The solid core that measures about 1,500 miles in diameter is spinning about one-quarter to one-half degree faster, per year, than the rest of the world, scientists from Columbia University's Lamont-Doherty Earth Observatory and the University of Illinois at Urbana-Champaign report in Friday's issue of the journal Science.
The spin of the Earth's core is an important part of the dynamo that created the planet's magnetic field, and researcher Xiaodong Song said he believes magnetic interaction is responsible for the different rates of spin.
The faster spin of the core was proposed in 1996 by two of the current study's authors, Paul Richards of Lamont-Doherty and Song, now an associate professor at Illinois.
The researchers studied the travel times of earthquake waves through the Earth, analyzing what are called couplets. Those are earthquakes that originate within a half-mile or so of one another but at different times.
They analyzed 30 quakes occurring in the South Atlantic and measured at 58 seismic stations in Alaska and found differences in the travel times and shape of the waves, indicating differences in the core as the waves passed through the center of the Earth.
Analyzing those differences, they calculated that the core is spinning slightly faster than the rest of the planet and is a bit lumpy.
That solid inner core is surrounded by a fluid outer core about 4,200 miles across.
Since the planet is divided into 360 degrees of longitude, a core spinning one-quarter to one-half degree faster than the outer surface could take between 700 and 1,400 years to get one full revolution ahead.

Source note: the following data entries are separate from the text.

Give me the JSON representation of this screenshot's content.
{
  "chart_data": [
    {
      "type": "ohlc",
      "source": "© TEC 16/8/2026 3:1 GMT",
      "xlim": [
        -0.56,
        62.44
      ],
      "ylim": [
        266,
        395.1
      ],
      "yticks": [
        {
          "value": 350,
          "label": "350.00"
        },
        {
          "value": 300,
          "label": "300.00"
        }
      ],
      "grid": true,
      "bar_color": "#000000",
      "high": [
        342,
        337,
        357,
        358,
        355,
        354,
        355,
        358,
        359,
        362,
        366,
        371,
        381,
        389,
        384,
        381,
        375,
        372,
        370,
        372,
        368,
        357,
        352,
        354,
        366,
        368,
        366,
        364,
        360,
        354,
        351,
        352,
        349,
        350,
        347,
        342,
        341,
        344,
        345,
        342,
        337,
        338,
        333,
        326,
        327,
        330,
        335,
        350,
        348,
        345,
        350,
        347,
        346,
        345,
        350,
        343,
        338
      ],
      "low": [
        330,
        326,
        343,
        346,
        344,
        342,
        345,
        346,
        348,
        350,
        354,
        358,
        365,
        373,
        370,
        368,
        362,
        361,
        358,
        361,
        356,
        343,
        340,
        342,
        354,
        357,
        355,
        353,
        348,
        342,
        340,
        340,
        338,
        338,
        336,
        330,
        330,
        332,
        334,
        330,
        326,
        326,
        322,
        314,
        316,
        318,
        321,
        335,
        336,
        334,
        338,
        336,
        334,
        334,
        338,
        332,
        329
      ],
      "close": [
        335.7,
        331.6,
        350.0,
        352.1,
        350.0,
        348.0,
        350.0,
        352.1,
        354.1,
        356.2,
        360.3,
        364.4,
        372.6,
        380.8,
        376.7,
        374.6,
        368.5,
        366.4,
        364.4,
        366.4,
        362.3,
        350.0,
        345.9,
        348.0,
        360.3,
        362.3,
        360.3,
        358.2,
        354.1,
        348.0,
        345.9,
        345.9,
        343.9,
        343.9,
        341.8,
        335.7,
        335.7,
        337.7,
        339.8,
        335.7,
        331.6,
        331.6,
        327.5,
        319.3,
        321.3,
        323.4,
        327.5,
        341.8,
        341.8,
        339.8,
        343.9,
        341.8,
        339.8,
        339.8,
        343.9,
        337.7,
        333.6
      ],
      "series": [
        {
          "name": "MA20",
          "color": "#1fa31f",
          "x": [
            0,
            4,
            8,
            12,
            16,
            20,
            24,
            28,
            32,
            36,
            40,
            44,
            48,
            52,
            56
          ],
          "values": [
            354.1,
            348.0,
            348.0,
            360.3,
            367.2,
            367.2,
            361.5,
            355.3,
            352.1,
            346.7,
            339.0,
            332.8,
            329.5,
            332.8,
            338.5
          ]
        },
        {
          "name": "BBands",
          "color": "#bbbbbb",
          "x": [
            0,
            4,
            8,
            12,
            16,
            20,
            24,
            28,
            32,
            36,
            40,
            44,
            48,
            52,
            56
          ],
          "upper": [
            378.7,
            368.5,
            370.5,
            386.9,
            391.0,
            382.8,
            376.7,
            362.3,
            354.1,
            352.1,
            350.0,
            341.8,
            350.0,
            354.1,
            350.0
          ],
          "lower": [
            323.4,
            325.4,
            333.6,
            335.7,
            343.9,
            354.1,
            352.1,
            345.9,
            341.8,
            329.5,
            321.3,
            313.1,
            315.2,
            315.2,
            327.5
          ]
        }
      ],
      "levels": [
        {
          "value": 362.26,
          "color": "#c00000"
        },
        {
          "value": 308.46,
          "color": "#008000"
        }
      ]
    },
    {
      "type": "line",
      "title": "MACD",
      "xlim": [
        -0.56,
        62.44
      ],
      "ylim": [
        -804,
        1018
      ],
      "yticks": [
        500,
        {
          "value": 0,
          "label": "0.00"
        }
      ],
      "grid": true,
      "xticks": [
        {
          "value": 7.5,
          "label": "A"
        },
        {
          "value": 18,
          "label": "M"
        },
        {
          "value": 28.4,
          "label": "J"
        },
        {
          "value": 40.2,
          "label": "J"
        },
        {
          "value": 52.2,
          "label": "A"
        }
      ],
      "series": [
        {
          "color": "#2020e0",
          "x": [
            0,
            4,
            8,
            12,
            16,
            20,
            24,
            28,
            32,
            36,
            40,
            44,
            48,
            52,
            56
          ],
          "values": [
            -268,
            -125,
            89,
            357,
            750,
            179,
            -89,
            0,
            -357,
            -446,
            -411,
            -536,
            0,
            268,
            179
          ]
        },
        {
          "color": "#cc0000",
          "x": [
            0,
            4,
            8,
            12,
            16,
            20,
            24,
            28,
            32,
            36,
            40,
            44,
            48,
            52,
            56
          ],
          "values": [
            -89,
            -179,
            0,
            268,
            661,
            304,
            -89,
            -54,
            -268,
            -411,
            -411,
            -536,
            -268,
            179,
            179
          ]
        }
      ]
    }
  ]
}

But Song said in a telephone interview that he expected that rate to vary over time and sometimes the core might be spinning slower than the rest of the planet.

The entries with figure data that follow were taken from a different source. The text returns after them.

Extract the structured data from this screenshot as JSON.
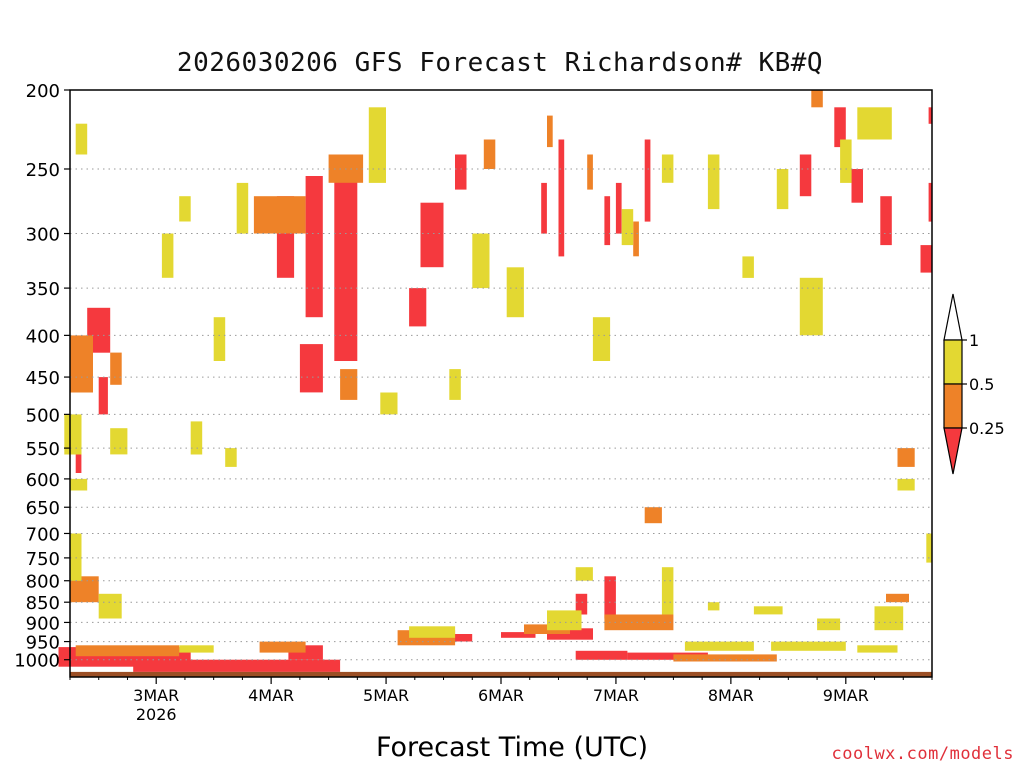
{
  "chart_data": {
    "type": "heatmap",
    "title": "2026030206 GFS Forecast Richardson# KB#Q",
    "xlabel": "Forecast Time (UTC)",
    "ylabel": "",
    "y_scale": "log-pressure (inverted)",
    "ylim": [
      1050,
      200
    ],
    "y_ticks": [
      200,
      250,
      300,
      350,
      400,
      450,
      500,
      550,
      600,
      650,
      700,
      750,
      800,
      850,
      900,
      950,
      1000
    ],
    "y_tick_labels": [
      "200",
      "250",
      "300",
      "350",
      "400",
      "450",
      "500",
      "550",
      "600",
      "650",
      "700",
      "750",
      "800",
      "850",
      "900",
      "950",
      "1000"
    ],
    "x_range_days": [
      2.25,
      9.75
    ],
    "x_ticks": [
      3,
      4,
      5,
      6,
      7,
      8,
      9
    ],
    "x_tick_labels": [
      "3MAR",
      "4MAR",
      "5MAR",
      "6MAR",
      "7MAR",
      "8MAR",
      "9MAR"
    ],
    "x_sublabel": "2026",
    "gridlines": "dotted at each y tick",
    "legend": {
      "placement": "right",
      "ticks": [
        "1",
        "0.5",
        "0.25"
      ],
      "classes": [
        {
          "range": "> 1",
          "color": "#ffffff"
        },
        {
          "range": "0.5 – 1",
          "color": "#e3d832"
        },
        {
          "range": "0.25 – 0.5",
          "color": "#ee8228"
        },
        {
          "range": "< 0.25",
          "color": "#f5393e"
        }
      ]
    },
    "ground_color": "#9b4f25",
    "colors": {
      "yellow": "#e3d832",
      "orange": "#ee8228",
      "red": "#f5393e",
      "ground": "#9b4f25"
    },
    "series": [
      {
        "name": "Ri < 0.25",
        "color": "#f5393e",
        "cells": [
          [
            4.55,
            255,
            4.75,
            430
          ],
          [
            4.3,
            255,
            4.45,
            380
          ],
          [
            4.05,
            270,
            4.2,
            340
          ],
          [
            2.4,
            370,
            2.6,
            420
          ],
          [
            4.25,
            410,
            4.45,
            470
          ],
          [
            5.3,
            275,
            5.5,
            330
          ],
          [
            5.2,
            350,
            5.35,
            390
          ],
          [
            6.5,
            230,
            6.55,
            320
          ],
          [
            6.35,
            260,
            6.4,
            300
          ],
          [
            5.6,
            240,
            5.7,
            265
          ],
          [
            6.9,
            270,
            6.95,
            310
          ],
          [
            7.0,
            260,
            7.05,
            300
          ],
          [
            7.25,
            230,
            7.3,
            290
          ],
          [
            8.6,
            240,
            8.7,
            270
          ],
          [
            8.9,
            210,
            9.0,
            235
          ],
          [
            9.05,
            250,
            9.15,
            275
          ],
          [
            9.3,
            270,
            9.4,
            310
          ],
          [
            9.72,
            260,
            9.75,
            290
          ],
          [
            9.65,
            310,
            9.75,
            335
          ],
          [
            9.72,
            210,
            9.75,
            220
          ],
          [
            2.5,
            450,
            2.58,
            500
          ],
          [
            2.3,
            550,
            2.35,
            590
          ],
          [
            2.15,
            965,
            3.3,
            1020
          ],
          [
            2.8,
            1000,
            4.6,
            1035
          ],
          [
            4.15,
            960,
            4.45,
            1000
          ],
          [
            5.5,
            930,
            5.75,
            950
          ],
          [
            6.4,
            915,
            6.8,
            945
          ],
          [
            6.65,
            975,
            7.1,
            1000
          ],
          [
            6.9,
            790,
            7.0,
            890
          ],
          [
            6.65,
            830,
            6.75,
            880
          ],
          [
            6.0,
            925,
            6.3,
            940
          ],
          [
            7.1,
            980,
            7.8,
            1000
          ]
        ]
      },
      {
        "name": "0.25 < Ri < 0.5",
        "color": "#ee8228",
        "cells": [
          [
            3.85,
            270,
            4.3,
            300
          ],
          [
            4.5,
            240,
            4.8,
            260
          ],
          [
            4.6,
            440,
            4.75,
            480
          ],
          [
            2.25,
            400,
            2.45,
            470
          ],
          [
            2.6,
            420,
            2.7,
            460
          ],
          [
            5.85,
            230,
            5.95,
            250
          ],
          [
            6.4,
            215,
            6.45,
            235
          ],
          [
            7.15,
            290,
            7.2,
            320
          ],
          [
            6.75,
            240,
            6.8,
            265
          ],
          [
            7.25,
            650,
            7.4,
            680
          ],
          [
            9.45,
            550,
            9.6,
            580
          ],
          [
            9.35,
            830,
            9.55,
            850
          ],
          [
            8.7,
            200,
            8.8,
            210
          ],
          [
            2.25,
            790,
            2.5,
            850
          ],
          [
            3.9,
            950,
            4.3,
            980
          ],
          [
            5.1,
            920,
            5.6,
            960
          ],
          [
            6.2,
            905,
            6.6,
            930
          ],
          [
            6.9,
            880,
            7.5,
            920
          ],
          [
            7.5,
            985,
            8.4,
            1005
          ],
          [
            2.3,
            960,
            3.2,
            990
          ]
        ]
      },
      {
        "name": "0.5 < Ri < 1",
        "color": "#e3d832",
        "cells": [
          [
            2.3,
            220,
            2.4,
            240
          ],
          [
            3.2,
            270,
            3.3,
            290
          ],
          [
            3.05,
            300,
            3.15,
            340
          ],
          [
            3.7,
            260,
            3.8,
            300
          ],
          [
            4.85,
            210,
            5.0,
            260
          ],
          [
            5.75,
            300,
            5.9,
            350
          ],
          [
            6.05,
            330,
            6.2,
            380
          ],
          [
            6.8,
            380,
            6.95,
            430
          ],
          [
            7.05,
            280,
            7.15,
            310
          ],
          [
            7.4,
            240,
            7.5,
            260
          ],
          [
            7.8,
            240,
            7.9,
            280
          ],
          [
            8.1,
            320,
            8.2,
            340
          ],
          [
            8.4,
            250,
            8.5,
            280
          ],
          [
            8.6,
            340,
            8.8,
            400
          ],
          [
            8.95,
            230,
            9.05,
            260
          ],
          [
            9.1,
            210,
            9.4,
            230
          ],
          [
            2.2,
            500,
            2.35,
            560
          ],
          [
            2.6,
            520,
            2.75,
            560
          ],
          [
            3.5,
            380,
            3.6,
            430
          ],
          [
            3.3,
            510,
            3.4,
            560
          ],
          [
            2.25,
            600,
            2.4,
            620
          ],
          [
            3.6,
            550,
            3.7,
            580
          ],
          [
            4.95,
            470,
            5.1,
            500
          ],
          [
            5.55,
            440,
            5.65,
            480
          ],
          [
            6.65,
            770,
            6.8,
            800
          ],
          [
            7.4,
            770,
            7.5,
            880
          ],
          [
            7.8,
            850,
            7.9,
            870
          ],
          [
            8.2,
            860,
            8.45,
            880
          ],
          [
            8.75,
            890,
            8.95,
            920
          ],
          [
            9.25,
            860,
            9.5,
            920
          ],
          [
            9.45,
            600,
            9.6,
            620
          ],
          [
            9.7,
            700,
            9.75,
            760
          ],
          [
            2.25,
            700,
            2.35,
            800
          ],
          [
            2.5,
            830,
            2.7,
            890
          ],
          [
            5.2,
            910,
            5.6,
            940
          ],
          [
            6.4,
            870,
            6.7,
            920
          ],
          [
            8.35,
            950,
            9.0,
            975
          ],
          [
            9.1,
            960,
            9.45,
            980
          ],
          [
            3.2,
            960,
            3.5,
            980
          ],
          [
            7.6,
            950,
            8.2,
            975
          ]
        ]
      }
    ]
  }
}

"What we see right now is a snapshot of a long time process between the magnetic field and the inner core," he said. "I do expect to see this rate change with time."
"What is surprising for us is that we could actually see it in such a short time scale," he said, noting the measurements had been made over less than a decade.
Geologists are used to thinking in terms of thousands or millions of years for geological processes, he said.
The work was funded by the U.S. National Science Foundation and the Natural Science Foundation of China.